As mentioned in paragraph 6(A) above, Complainant’s trademark “VIAGRA” has acquired worldwide reputation, identifying the sildenafil citrate pharmaceutical product developed, manufactured and marketed by Complainant. It is therefore inconceivable that Respondent registered the Domain Name unaware of Complainant’s rights in its VIAGRA mark and with an intent to use it in good faith. Respondent appears rather to have intentionally registered the Domain Name, entirely incorporating Complainant’s mark, to take advantage of the goodwill associated with the VIAGRA trademark.
Furthermore, the printout of the relevant pages of Respondent’s website “generic-viagra-online.com” shows that Respondent has been using the Domain Name to promote and sell, for commercial gain, sildenafil citrate pharmaceutical products as “generic Viagra”, which directly compete with Complainant’s genuine Viagra.
This is further evidence of Respondent’s bad faith registration and use of the Domain Name under paragraph 4 (c) (iii) of the Policy (Kabushiki Kaisha Toshiba d/b/a Toshiba Corp. v. Liu Xingdong, WIPO Case No. D2003-0408; Ansell Healthcare Products Inc. v. Australian Therapeutics Supplies Pty, Ltd., WIPO Case No. D2001-0110; The Body Shop International plc v. A-Team/ Lasse Nygaard, WIPO Case No. DAS2003-0001; Bartercard Ltd & Bartercard International Pty Ltd . v. Ashton-Hall Computer Services., WIPO Case No. D2000-0177).

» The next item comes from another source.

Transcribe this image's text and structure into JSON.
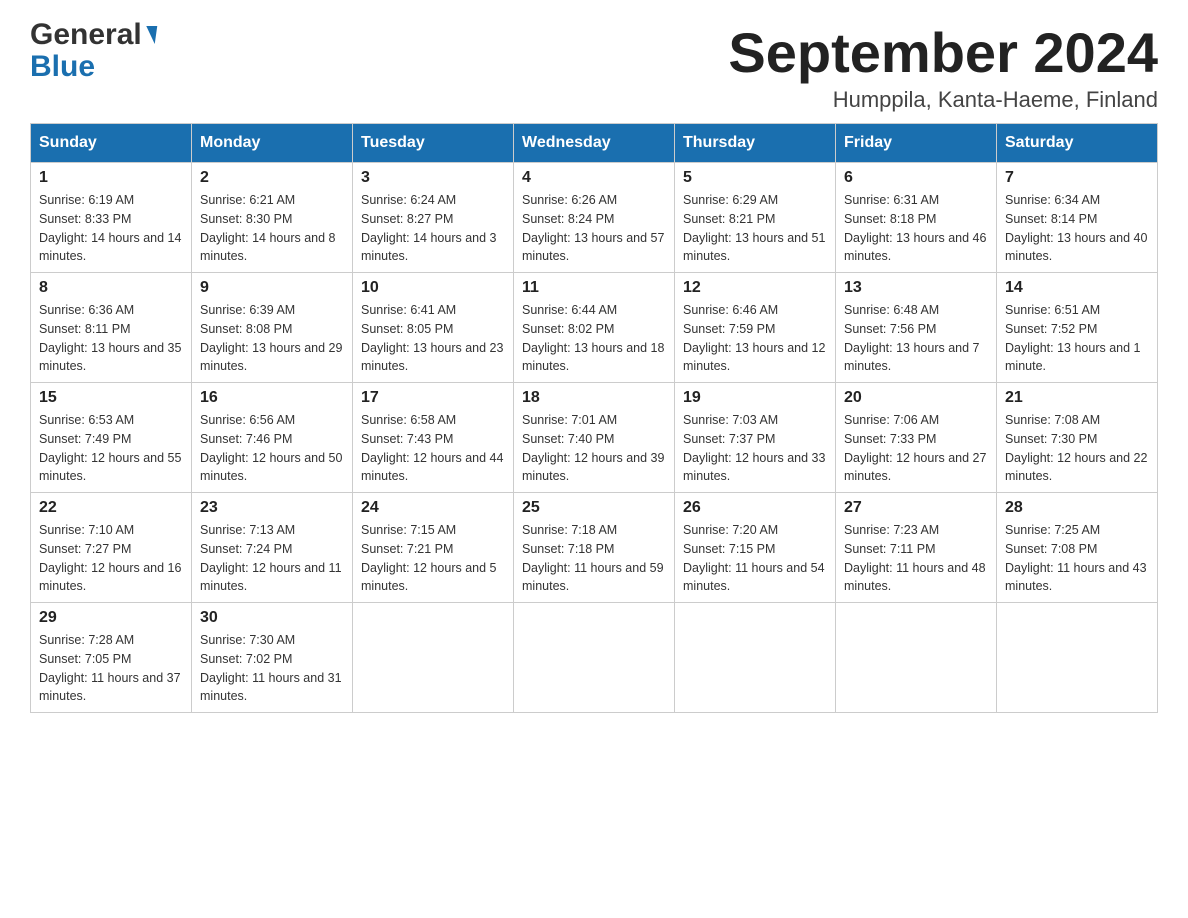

In addition, the fact that Respondent’s website is affiliated with an online pharmacy, which promises up to 25% commission for each sale made with any Internet user captured through the affiliates’ websites, shows Respondent’s intent, for commercial gain, to re-direct Internet users, especially potential customers of Complainant, from the latter’s website to the web page of the “Generic Cialis Pharmacy”, which directly competes with Complainant. As the Panel found in NetWizards, Inc. v. Spectrum Enterprises, WIPO Case No. D2000-1768 “the registration and use of a domain name to re-direct Internet users to websites of competing organizations constituted bad faith use and registration” (see also Zwack Unicum Rt. v. Erica J. Duna, WIPO Case No. D2000-0037, E.R. Squibb & Sons LLC. v. Roy Duke, WIPO Case No. D2003-0806).
In the light of the foregoing, Respondent’s conduct amounts to unfair competition because current and potential Viagra users may choose a competitor’s product based on the absence of Complainant’s product in the website to which they are re-directed.
For all the foregoing reasons, the Panel orders, in accordance with Paragraphs 4(i) of the Policy and 15 of the Rules, that the Domain Name <generic-viagra-online.com> be transferred to Complainant.